Scraped/typed into Arcturus
We are on the last lap of preparation for the Green Chain Reaction. We have now built a server to receive the results – the address is in the Etherpad (http://okfnpad.org/openPatents )
We are uploading the weekly indexes of all European Patents to this site. Each index contains several thousand patents and is about 1 MByte. There will be about 1500 such weekly indexes.
How does it work?
- Each volunteer downloads the patentAnalysis code and verifies they can run it
-
They then take a weekly index and run the code against it. This code
- Selects the chemical patents (by EPO code) – 10-100 per week
- Extracts the text for the experimental sections
- Parses the solvents from them
- Aggregates the result for each patent (dissolveTotal.html)

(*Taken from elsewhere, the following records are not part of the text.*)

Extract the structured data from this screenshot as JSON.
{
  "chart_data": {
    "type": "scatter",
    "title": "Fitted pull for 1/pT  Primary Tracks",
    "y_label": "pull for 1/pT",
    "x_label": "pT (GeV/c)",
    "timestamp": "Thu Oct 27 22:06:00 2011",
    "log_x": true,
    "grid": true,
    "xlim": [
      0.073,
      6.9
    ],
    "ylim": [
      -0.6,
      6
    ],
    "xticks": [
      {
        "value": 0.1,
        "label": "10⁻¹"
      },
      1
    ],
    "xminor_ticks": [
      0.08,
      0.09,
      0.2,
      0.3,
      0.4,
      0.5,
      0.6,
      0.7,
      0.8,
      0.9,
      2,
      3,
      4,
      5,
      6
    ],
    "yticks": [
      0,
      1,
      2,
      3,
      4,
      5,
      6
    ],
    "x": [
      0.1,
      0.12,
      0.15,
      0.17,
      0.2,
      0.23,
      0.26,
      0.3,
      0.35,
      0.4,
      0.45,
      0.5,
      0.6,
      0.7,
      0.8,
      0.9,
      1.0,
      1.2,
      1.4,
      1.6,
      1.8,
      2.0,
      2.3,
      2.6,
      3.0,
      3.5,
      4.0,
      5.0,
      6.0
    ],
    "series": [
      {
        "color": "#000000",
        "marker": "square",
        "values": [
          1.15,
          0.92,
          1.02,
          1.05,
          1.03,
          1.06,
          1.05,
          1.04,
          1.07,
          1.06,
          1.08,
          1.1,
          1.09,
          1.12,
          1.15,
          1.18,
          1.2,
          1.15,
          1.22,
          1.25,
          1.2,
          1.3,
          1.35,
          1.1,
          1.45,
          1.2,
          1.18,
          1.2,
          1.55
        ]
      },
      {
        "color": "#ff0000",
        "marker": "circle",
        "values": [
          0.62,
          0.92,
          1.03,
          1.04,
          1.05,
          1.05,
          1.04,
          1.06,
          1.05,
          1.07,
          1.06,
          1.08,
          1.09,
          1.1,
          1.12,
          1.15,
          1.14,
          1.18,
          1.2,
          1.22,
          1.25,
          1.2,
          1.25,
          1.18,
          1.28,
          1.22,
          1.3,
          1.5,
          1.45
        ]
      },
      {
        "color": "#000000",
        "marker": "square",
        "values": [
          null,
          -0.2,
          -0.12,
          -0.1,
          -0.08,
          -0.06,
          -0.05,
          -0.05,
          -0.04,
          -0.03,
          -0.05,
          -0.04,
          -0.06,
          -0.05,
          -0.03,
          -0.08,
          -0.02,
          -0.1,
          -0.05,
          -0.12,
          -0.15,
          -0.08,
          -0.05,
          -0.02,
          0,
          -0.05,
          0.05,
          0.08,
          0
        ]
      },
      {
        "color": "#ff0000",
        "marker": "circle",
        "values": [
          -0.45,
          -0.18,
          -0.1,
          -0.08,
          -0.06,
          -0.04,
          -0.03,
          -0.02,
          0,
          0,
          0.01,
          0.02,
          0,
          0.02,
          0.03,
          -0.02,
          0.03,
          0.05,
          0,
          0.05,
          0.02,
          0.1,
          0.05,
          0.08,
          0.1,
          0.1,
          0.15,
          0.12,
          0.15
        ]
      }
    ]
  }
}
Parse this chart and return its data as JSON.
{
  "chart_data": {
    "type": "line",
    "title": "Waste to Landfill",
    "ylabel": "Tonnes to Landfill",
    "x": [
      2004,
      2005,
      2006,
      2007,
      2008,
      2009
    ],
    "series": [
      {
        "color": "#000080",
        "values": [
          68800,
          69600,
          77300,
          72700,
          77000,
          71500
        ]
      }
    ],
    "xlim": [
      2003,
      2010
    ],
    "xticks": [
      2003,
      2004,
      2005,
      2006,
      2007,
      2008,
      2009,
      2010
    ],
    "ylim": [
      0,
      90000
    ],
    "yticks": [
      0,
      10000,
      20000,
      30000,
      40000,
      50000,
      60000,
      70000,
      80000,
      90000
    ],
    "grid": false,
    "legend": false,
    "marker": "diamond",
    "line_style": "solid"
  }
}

- Uploads this to the GreenChain Server (code being written)
- Selects the chemical patents (by EPO code) – 10-100 per week
- Repeat. It takes about 30-60 mins for 1 week. You could get through 10 a day just watching the Test Match (or the rain)
We shall then trawl the results from the server and present them at the meeting. Since the data are all Open this is truly Open Notebook work. Anyone with a different approach to analysis is welcome to use the data.
Indexes for 1980-1900 are now loaded, and the rest should be done in an hour.
Many thanks to our volunteers and to Sam Adams for creating the Green Chain Server system and code to access it.